Luc Jacquet montre le rôle essentiel des parents. Pour les besoins vitaux du nourrisson, mais aussi dans l'apprentissage et l'éducation. La caméra s'immisce au sein de la manchotière, là où la colonie (près de 7 000 individus) a élu domicile pour les longs mois d'hiver.

Et l'on se retrouve dans l'intimité des manchots empereurs, témoin de leurs heurs et malheurs, de leurs us et coutumes. Jusqu'au jour où la métamorphose de l'oisillon en adulte s'achève.

Alors, répondant à l'appel mystérieux du grand large, il va partir avec ses semblables pour le grand saut dans l'inconnu, l'Océan, sa seconde patrie qu'il va découvrir pour la première fois.
« J'ai vécu ce grand moment où ils se sont jetés à l'eau », raconte Luc Jacquet.
« Je les avais suivis pendant trois jours sur des kilomètres. Je ne les ai pas quittés des yeux, progressant à leur rythme. Ils s'arrêtaient, je m'arrêtais, ils repartaient, je repartais. J'ai avancé avec eux jusqu'à l'eau. Pour la première fois j'allais assister au grand plongeon des poussins empereurs. » Cet instant crucial le bouleverse encore.

« L'empereur est l'animal le plus facile à filmer au monde. Curieux, familier, jamais agressif, c'est l'une des rares espèces sauvages qui n'a pas peur de l'homme. Si vous n'allez pas à lui, c'est lui qui vient à vous, il vous touche, vous inspecte, essaie même de communiquer.»
Son apparence et sa façon de se tenir debout lui prêtent une silhouette humaine. Vu de dos, la ressemblance est troublante, reconnaît le cinéaste.

Le continent blanc...

En filigrane, le film est porteur de message. L'Antarctique est une « région étrange », « une réserve naturelle consacrée à la paix et à la science », qui double de superficie en hiver avec la formation de la banquise.

La calotte de glace qui le recouvre en permanence représente 80 % des stocks d'eau douce du globe. Cette contrée aux paysages éblouissants à la fois immuables et éphémères, sans cesse refaçonnés par les vents et les tempêtes, hostile à toute forme de vie, accueille pourtant une espèce singulière : le manchot empereur, à l'aise dans le désert de glace comme à six cents mètres sous l'eau. Dégagé de tout superflu, c'est un concentré de technologies animales.

« Au fil de son évolution, l'empereur a créé une forme d'excellence qui lui permet de survivre là où aucun vivant n'y parvient », note Luc Jacquet.
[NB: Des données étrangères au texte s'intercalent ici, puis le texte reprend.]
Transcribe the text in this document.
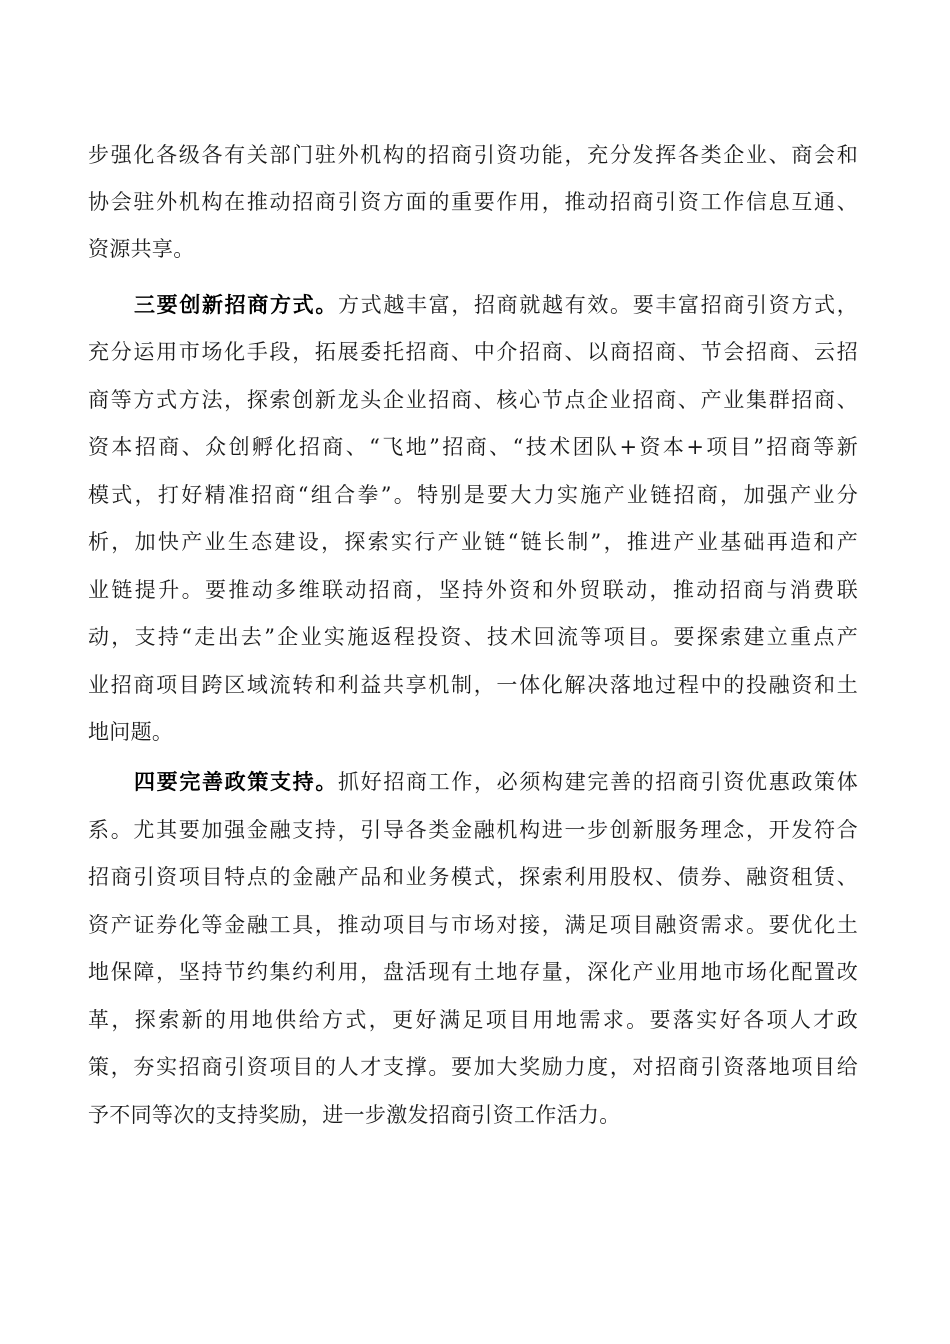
步强化各级各有关部门驻外机构的招商引资功能，充分发挥各类企业、商会和
协会驻外机构在推动招商引资方面的重要作用，推动招商引资工作信息互通、
资源共享。
三要创新招商方式。方式越丰富，招商就越有效。要丰富招商引资方式，
充分运用市场化手段，拓展委托招商、中介招商、以商招商、节会招商、云招
商等方式方法，探索创新龙头企业招商、核心节点企业招商、产业集群招商、
资本招商、众创孵化招商、“飞地”招商、“技术团队+资本+项目”招商等新
模式，打好精准招商“组合拳”。特别是要大力实施产业链招商，加强产业分
析，加快产业生态建设，探索实行产业链“链长制”，推进产业基础再造和产
业链提升。要推动多维联动招商，坚持外资和外贸联动，推动招商与消费联
动，支持“走出去”企业实施返程投资、技术回流等项目。要探索建立重点产
业招商项目跨区域流转和利益共享机制，一体化解决落地过程中的投融资和土
地问题。
四要完善政策支持。抓好招商工作，必须构建完善的招商引资优惠政策体
系。尤其要加强金融支持，引导各类金融机构进一步创新服务理念，开发符合
招商引资项目特点的金融产品和业务模式，探索利用股权、债券、融资租赁、
资产证券化等金融工具，推动项目与市场对接，满足项目融资需求。要优化土
地保障，坚持节约集约利用，盘活现有土地存量，深化产业用地市场化配置改
革，探索新的用地供给方式，更好满足项目用地需求。要落实好各项人才政
策，夯实招商引资项目的人才支撑。要加大奖励力度，对招商引资落地项目给
予不同等次的支持奖励，进一步激发招商引资工作活力。
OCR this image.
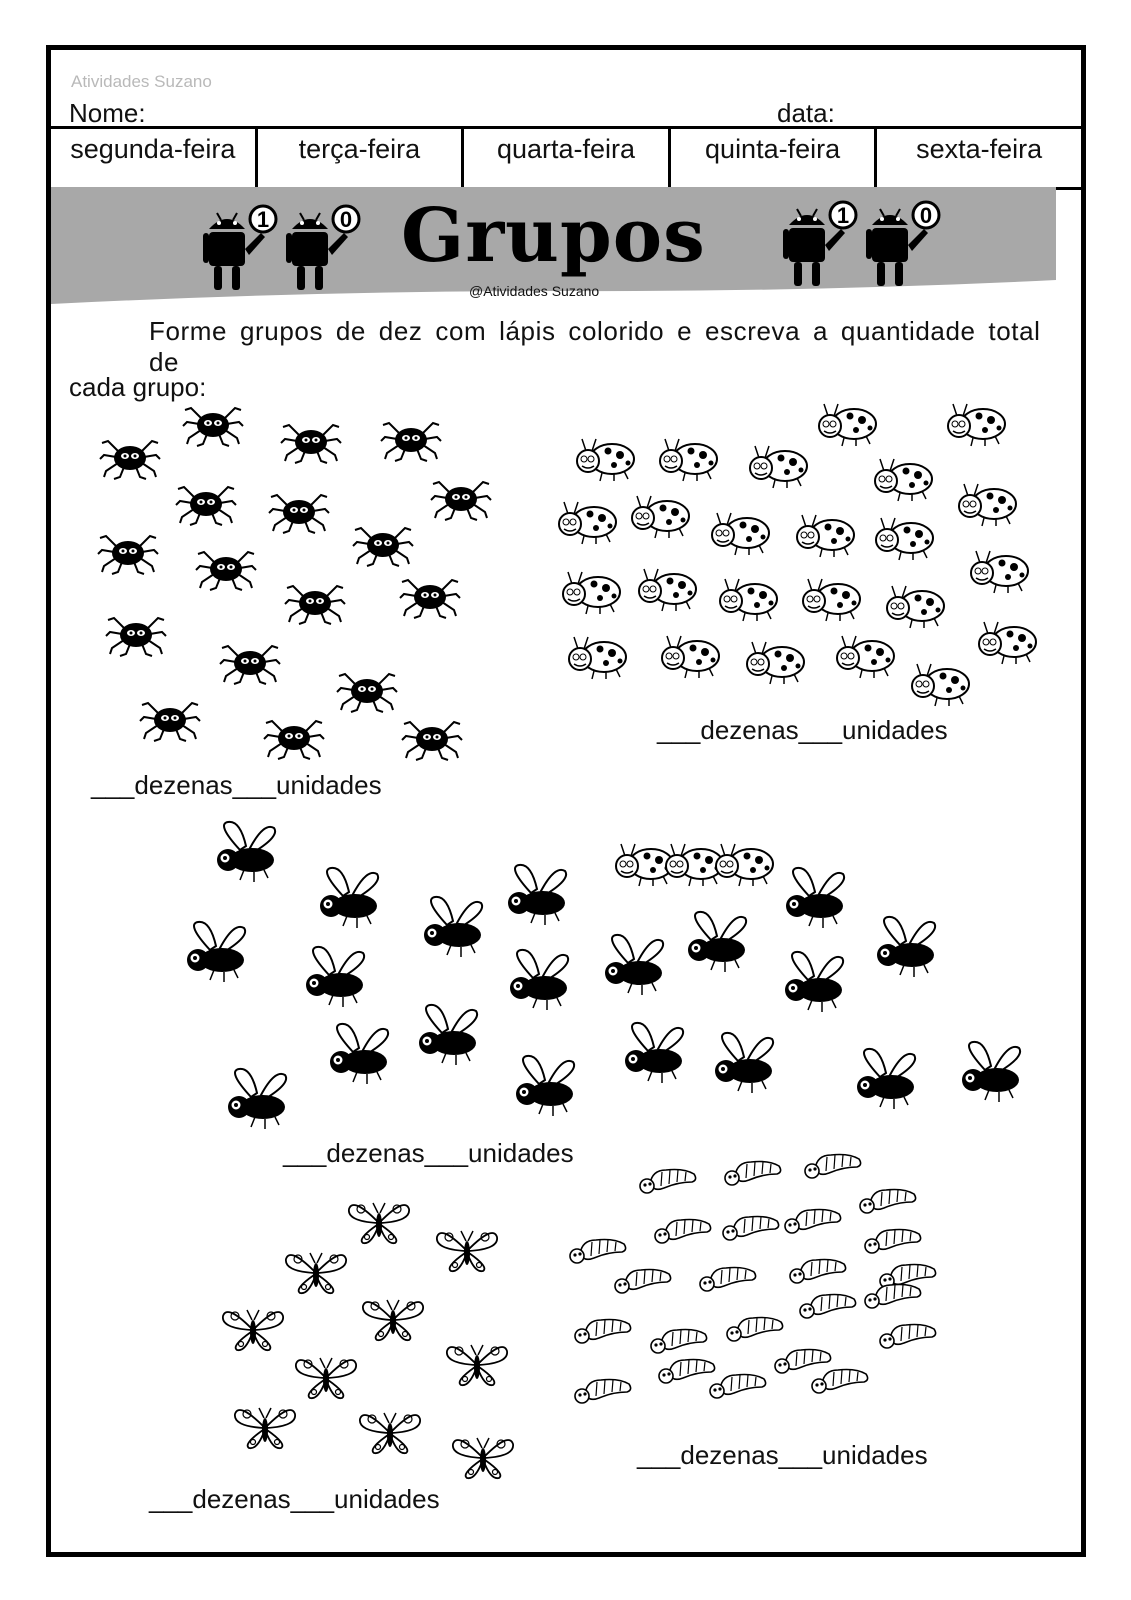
Atividades Suzano
Nome:	data:
segunda-feira	terça-feira	quarta-feira	quinta-feira	sexta-feira
1	0 Grupos
@Atividades Suzano
1	0
Forme grupos de dez com lápis colorido e escreva a quantidade total de
cada grupo:
___dezenas___unidades
___dezenas___unidades
___dezenas___unidades
___dezenas___unidades
___dezenas___unidades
Pourtant, cette excellence forgée au cours des millénaires est menacée, fragilisée par des changements environnementaux dus à l'activité humaine à l'autre bout du monde.

Le réalisateur met en garde : « Le moindre bouleversement dans le climat va impacter cette mécanique bien agencée. Il suffit d'un petit écart pour que tout s'effondre. Pour la première fois depuis des siècles, il pleut en Antarctique, mettant en danger les poussins empereurs dont le duvet n'est pas étanche les premiers mois. Mouillés, ils meurent gelés. Et depuis peu, de la végétation apparaît, bouleversant l'écosystème… Alors si “L'Empereur” peut aider à ouvrir les yeux, je serai le plus heureux des hommes. »

« L'Empereur », film de Luc Jacquet, en salles le 15 février.